Both in-field sensors did well in directing appropriate levels of N to the crop, agrees Peter Scharf, a University of Missouri nutrient management specialist. However, the profit levels achieved from using the equipment were a bit disappointing, he says.
“Overall, we lost 2.6 bu./acre of yield by using the sensors, compared to the producer rate, but we saved an average of 31 lbs. of N/acre,” he says. “Using period-average prices for both N and corn, we achieved about a $6.50/acre advantage from using the sensors, not counting application costs and technology costs. However, with the new recent increases in corn price and declines in N price, much of that advantage has now evaporated.”
Still, future technological advances and refinements could make the equipment work better in Missouri than it has so far, Scharf adds. In addition, state and federal environmental incentives or regulations also could increase the technology's value.
“Right now, the sensor technology isn't a big winner economically, but it's probably a winner on the environmental side,” he says. “In Missouri, the Environmental Quality Incentives Program (EQIP) is paying qualifying farmers $20/acre to do this. So if you have the EQIP payments, this gives you a pretty cost-effective way to prevent N from escaping from cornfields.”
Variable results
Corn growers in states with different soils might profit more from the sensor technology than corn growers in Missouri, Scharf says. “As you go farther north in the Corn Belt, there might be better opportunities for N savings than in Missouri, because of the higher organic matter soils that exist there,” he says. “There are more possibilities for N savings farther north than we have here.”
Yet further west and south, researchers at Oklahoma State University (OSU) have seen better economic results from using optical sensors to improve N management for corn than the Missouri researchers have. “Our on-farm research and demonstrations in wheat and corn have shown that a farmer can save at least $10 to $20/acre by using sensors to manage N applications, and the potential economic benefits would be more in corn than in wheat,” says Hailin Zhang, OSU soil scientist. “So the technology could pay for itself in one year's time, especially for a large-acreage farmer.”
OSU researchers originally developed their active precision sensing equipment to optimize N applications for wheat and then tried it in other crops, Zhang says.
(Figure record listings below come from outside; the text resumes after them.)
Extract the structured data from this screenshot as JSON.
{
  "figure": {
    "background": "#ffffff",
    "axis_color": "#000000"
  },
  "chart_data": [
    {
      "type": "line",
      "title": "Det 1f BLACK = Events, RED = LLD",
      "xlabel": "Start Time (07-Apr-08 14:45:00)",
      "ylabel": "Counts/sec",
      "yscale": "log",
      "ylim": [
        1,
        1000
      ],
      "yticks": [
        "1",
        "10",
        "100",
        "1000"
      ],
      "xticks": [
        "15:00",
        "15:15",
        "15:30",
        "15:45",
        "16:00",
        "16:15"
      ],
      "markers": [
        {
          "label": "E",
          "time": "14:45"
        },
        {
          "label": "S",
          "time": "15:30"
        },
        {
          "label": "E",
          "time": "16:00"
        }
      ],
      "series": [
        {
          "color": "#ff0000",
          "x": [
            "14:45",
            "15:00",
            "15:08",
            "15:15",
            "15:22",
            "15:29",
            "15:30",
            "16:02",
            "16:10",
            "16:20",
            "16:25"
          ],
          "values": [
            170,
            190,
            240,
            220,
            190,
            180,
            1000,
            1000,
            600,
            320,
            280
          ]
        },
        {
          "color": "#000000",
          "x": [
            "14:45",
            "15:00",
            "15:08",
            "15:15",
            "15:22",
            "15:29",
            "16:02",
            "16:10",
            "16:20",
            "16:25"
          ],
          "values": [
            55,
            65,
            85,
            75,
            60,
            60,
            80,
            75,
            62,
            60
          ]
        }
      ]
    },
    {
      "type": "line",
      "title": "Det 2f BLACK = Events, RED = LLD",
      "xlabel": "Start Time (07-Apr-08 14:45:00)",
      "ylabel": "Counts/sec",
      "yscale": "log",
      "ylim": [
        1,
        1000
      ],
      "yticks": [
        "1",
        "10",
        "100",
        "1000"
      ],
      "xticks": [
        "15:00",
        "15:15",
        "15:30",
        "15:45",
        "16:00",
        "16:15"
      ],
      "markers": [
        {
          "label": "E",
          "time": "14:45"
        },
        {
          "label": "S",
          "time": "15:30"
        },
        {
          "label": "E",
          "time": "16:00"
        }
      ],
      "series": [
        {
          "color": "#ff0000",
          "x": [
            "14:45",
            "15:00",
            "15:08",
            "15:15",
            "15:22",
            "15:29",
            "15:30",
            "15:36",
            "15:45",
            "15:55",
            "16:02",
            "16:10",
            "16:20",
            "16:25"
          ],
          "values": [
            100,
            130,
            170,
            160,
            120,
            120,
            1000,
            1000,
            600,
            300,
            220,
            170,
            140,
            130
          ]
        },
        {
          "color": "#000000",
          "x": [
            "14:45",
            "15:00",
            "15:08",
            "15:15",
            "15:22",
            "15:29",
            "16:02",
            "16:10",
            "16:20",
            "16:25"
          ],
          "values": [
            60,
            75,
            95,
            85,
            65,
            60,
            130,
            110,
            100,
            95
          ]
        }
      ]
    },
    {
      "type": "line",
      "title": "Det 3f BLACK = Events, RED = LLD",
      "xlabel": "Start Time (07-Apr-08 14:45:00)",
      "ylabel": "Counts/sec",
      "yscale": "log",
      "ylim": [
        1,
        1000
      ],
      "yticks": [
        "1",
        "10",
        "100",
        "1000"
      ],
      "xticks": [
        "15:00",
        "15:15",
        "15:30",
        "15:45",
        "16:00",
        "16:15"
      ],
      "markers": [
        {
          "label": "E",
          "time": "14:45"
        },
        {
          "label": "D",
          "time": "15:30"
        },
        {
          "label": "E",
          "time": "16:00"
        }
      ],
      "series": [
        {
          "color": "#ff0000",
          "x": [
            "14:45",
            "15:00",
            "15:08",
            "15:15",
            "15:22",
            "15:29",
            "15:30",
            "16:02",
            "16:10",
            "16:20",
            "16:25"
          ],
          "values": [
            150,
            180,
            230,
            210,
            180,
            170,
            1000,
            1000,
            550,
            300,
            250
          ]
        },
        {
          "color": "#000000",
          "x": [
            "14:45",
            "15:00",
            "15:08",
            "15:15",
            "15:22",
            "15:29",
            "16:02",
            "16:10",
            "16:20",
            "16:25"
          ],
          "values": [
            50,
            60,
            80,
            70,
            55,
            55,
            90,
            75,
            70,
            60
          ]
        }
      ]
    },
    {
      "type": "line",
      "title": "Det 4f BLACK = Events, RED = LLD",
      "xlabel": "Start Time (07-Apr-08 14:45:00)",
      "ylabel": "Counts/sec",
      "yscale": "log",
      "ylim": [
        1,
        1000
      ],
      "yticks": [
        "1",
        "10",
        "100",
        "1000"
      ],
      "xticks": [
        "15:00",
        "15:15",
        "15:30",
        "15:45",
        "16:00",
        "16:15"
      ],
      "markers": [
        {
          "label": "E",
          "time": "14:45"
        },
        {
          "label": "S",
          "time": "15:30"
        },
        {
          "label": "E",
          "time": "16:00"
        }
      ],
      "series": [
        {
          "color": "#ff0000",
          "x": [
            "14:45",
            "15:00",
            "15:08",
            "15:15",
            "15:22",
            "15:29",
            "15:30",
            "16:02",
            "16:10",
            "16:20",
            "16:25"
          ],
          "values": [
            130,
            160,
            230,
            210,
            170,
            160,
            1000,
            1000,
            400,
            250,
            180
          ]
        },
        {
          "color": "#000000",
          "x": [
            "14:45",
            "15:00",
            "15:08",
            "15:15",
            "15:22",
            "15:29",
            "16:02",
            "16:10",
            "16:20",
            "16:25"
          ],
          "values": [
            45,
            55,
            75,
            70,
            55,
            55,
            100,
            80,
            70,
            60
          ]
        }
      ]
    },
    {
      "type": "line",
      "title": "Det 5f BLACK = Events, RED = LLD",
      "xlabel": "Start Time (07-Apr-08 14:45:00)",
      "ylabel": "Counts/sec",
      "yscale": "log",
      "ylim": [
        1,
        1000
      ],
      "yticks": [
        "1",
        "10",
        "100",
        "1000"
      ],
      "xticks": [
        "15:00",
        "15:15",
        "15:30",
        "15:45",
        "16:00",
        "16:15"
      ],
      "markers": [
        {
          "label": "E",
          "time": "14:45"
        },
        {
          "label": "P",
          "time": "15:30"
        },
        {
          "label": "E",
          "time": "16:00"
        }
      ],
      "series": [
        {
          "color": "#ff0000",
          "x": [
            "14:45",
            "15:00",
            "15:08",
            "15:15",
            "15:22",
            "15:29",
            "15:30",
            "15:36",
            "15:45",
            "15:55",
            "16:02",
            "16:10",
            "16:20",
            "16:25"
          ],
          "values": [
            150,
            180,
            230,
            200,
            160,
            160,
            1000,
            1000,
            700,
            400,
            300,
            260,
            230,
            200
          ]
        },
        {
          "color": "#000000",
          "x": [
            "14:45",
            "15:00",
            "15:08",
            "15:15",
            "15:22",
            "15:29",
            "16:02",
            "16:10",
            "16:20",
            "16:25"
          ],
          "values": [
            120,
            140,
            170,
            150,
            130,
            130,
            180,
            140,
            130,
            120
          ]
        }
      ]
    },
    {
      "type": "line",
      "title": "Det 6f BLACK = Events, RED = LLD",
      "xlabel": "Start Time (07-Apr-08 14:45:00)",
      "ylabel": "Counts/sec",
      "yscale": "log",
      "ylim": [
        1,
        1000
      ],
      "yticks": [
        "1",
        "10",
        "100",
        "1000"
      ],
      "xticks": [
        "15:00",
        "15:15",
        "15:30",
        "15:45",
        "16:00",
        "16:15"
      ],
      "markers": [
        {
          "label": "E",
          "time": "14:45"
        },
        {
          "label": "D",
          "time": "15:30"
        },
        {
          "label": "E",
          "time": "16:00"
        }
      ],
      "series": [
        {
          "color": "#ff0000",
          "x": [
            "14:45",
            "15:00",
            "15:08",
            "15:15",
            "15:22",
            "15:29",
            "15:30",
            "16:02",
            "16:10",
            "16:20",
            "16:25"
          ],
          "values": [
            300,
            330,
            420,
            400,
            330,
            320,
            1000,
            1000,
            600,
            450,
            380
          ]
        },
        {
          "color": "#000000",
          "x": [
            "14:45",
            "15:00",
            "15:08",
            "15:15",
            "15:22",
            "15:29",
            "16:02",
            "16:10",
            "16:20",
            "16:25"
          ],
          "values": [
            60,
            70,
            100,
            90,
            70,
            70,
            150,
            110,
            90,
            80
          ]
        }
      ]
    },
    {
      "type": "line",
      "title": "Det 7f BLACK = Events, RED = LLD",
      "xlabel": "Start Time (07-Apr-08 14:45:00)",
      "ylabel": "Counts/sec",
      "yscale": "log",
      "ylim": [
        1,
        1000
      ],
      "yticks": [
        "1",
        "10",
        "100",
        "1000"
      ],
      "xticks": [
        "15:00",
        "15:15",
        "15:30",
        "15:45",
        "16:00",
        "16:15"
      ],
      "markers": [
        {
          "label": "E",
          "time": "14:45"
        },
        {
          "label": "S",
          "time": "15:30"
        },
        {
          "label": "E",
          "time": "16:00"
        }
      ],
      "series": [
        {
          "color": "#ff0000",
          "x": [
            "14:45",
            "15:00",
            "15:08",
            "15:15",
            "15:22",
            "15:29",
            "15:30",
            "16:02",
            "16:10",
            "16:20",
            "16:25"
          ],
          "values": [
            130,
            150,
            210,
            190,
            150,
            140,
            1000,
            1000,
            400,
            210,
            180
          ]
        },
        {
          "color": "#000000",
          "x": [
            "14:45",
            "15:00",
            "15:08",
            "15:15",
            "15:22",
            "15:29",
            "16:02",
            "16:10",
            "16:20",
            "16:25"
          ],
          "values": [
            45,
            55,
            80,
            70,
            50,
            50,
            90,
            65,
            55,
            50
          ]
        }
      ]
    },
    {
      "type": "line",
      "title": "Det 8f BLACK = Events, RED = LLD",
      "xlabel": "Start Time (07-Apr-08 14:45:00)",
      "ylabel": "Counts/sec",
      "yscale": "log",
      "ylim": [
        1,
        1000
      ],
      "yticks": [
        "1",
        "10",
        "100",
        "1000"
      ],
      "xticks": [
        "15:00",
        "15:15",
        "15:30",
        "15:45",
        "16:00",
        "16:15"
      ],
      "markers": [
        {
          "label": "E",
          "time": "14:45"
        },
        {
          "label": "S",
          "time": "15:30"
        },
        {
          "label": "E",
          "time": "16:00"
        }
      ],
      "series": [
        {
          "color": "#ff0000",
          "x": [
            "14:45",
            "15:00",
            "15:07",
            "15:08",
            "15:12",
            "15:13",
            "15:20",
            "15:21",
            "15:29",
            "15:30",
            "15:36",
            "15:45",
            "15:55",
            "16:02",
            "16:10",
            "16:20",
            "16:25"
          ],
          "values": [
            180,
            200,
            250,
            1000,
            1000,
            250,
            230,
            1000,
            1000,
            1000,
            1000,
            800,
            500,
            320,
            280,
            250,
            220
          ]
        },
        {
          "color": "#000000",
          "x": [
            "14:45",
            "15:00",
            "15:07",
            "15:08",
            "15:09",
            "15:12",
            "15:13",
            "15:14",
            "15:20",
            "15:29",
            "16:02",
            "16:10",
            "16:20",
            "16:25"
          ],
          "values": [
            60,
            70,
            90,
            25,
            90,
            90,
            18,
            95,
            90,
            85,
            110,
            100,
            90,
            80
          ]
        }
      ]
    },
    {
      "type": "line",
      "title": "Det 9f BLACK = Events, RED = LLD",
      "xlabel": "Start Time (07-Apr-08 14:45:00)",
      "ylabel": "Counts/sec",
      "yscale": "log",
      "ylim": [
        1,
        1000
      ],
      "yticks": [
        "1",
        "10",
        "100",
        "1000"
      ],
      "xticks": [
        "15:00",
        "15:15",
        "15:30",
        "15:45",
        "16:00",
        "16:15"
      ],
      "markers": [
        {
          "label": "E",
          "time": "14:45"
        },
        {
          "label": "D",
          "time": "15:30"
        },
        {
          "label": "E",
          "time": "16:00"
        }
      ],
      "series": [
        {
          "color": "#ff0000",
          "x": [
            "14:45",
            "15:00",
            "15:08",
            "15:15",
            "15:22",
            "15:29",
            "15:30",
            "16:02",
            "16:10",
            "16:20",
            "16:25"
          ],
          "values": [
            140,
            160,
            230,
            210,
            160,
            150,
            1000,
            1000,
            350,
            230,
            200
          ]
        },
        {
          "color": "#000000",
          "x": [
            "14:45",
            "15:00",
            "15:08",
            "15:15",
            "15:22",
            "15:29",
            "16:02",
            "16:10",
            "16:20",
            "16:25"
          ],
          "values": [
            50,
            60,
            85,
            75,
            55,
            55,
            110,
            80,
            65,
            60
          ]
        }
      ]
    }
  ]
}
Eventually, NTech Industries Inc. bought the OSU patent and commercialized the GreenSeeker sensor.
“We started our research with winter wheat, but we have expanded it to corn, Bermuda grass and sorghum,” Zhang says. “This technique is expanding all over the world with many other crops, including rice.”
For now, relatively few Oklahoma farmers have bought the optical sensors, says Zhang, who reports that the cost to purchase a handheld sensor would approach $3,500. He adds, however, that crop consultants and county extension agents have been using the sensors for several years as a service to farmers.
“The sensors have also helped to prevent overfertilization,” Zhang says. “This year, we had a drought, and the sensor predicted that less N was needed in some fields.”